Hope in Jesus is the way through difficulty, not around it.
It came to me as I lay in bed praying one night, that this brief earthly life is my only opportunity to shine for Jesus in a mortal body — a body filled with frailty, fear, and sometimes disease. Once I pass into eternity, I will walk by sight and the faith once needed to obey without seeing Him face to face will no longer be required.
Walking through the struggles of this mortal life with hope fueled by faith is a glory-filled activity. It bears testimony to my trust in Him, a trust that holds firm no matter how hard I am buffeted by earthly storms. This kind of faith, the faith of a mortal being, bears what Paul once called, a “weight of glory”.
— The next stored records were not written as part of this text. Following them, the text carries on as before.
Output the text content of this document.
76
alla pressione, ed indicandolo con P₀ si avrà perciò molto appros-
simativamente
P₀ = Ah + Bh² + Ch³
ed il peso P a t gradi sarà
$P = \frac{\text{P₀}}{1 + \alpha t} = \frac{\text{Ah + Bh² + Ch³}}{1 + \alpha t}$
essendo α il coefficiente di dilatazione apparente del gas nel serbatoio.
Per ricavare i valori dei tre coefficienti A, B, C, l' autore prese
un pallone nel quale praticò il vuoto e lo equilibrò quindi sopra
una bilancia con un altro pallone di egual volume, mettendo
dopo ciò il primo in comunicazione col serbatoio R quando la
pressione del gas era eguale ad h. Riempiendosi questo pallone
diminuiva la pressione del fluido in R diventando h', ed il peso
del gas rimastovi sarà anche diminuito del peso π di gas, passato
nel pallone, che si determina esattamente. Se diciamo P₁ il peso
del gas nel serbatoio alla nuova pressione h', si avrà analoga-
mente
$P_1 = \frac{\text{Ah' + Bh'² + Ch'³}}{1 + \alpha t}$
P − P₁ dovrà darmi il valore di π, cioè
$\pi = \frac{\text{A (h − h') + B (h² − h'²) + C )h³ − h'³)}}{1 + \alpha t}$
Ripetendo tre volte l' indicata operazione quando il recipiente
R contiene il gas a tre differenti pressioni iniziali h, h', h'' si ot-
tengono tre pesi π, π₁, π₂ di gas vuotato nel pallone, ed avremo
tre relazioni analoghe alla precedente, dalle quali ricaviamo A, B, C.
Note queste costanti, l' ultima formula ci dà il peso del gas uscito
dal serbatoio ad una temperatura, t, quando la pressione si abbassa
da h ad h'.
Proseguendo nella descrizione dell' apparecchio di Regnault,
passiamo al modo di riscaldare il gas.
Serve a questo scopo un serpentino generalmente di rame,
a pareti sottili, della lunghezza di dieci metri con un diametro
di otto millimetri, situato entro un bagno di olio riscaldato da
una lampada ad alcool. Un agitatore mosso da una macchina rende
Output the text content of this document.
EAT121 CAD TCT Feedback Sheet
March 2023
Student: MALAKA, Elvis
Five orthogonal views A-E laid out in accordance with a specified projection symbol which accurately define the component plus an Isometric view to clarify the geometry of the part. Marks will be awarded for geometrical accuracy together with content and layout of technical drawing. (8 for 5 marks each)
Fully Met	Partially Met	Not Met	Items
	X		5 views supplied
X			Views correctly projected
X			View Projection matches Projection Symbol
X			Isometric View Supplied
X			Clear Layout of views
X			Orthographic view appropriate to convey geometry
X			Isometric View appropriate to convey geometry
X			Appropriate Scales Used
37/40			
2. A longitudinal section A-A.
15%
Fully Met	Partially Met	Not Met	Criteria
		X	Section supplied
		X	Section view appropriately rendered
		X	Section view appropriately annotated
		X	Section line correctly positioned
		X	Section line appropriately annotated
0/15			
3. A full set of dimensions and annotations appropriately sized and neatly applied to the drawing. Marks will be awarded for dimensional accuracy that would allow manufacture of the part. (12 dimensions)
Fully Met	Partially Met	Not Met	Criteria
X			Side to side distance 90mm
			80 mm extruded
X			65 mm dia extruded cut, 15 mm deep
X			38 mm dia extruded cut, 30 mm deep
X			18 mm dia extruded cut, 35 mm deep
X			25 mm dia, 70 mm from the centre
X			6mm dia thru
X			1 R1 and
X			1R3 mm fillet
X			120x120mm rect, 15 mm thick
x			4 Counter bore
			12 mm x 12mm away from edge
But we have this treasure in jars of clay to show that this all-surpassing power is from God and not from us. We are hard pressed on every side, but not crushed; perplexed, but not in despair; persecuted, but not abandoned; struck down, but not destroyed. We always carry around in our body the death of Jesus, so that the life of Jesus may also be revealed in our body. For we who are alive are always being given over to death for Jesus’ sake, so that His life may also be revealed in our mortal body.
Therefore we do not lose heart, but though our outer man is decaying, yet our inner man is being renewed day by day. For momentary, light affliction is producing for us an eternal weight of glory far beyond all comparison, while we look not at the things which are seen, but at the things which are not seen; for the things which are seen are temporal, but the things which are not seen are eternal.
2 Corinthians 4:7-11, 16-18
I link arms with you, the “Unseen Army” of prayer warriors. I know there will be many more difficult days ahead as we fight this cancer with our little one. There is no other way but through it, refusing to relinquish our hope to any and every faith-bashing adversary. God is merciful. He has not left us alone or defenseless. The battle belongs to the Lord, and the victory is His to procure. (2 Chronicles 20:15) He is our unfailing hope and the One who provides a way through it.
Rejoice in hope, be patient in tribulation, be constant in prayer.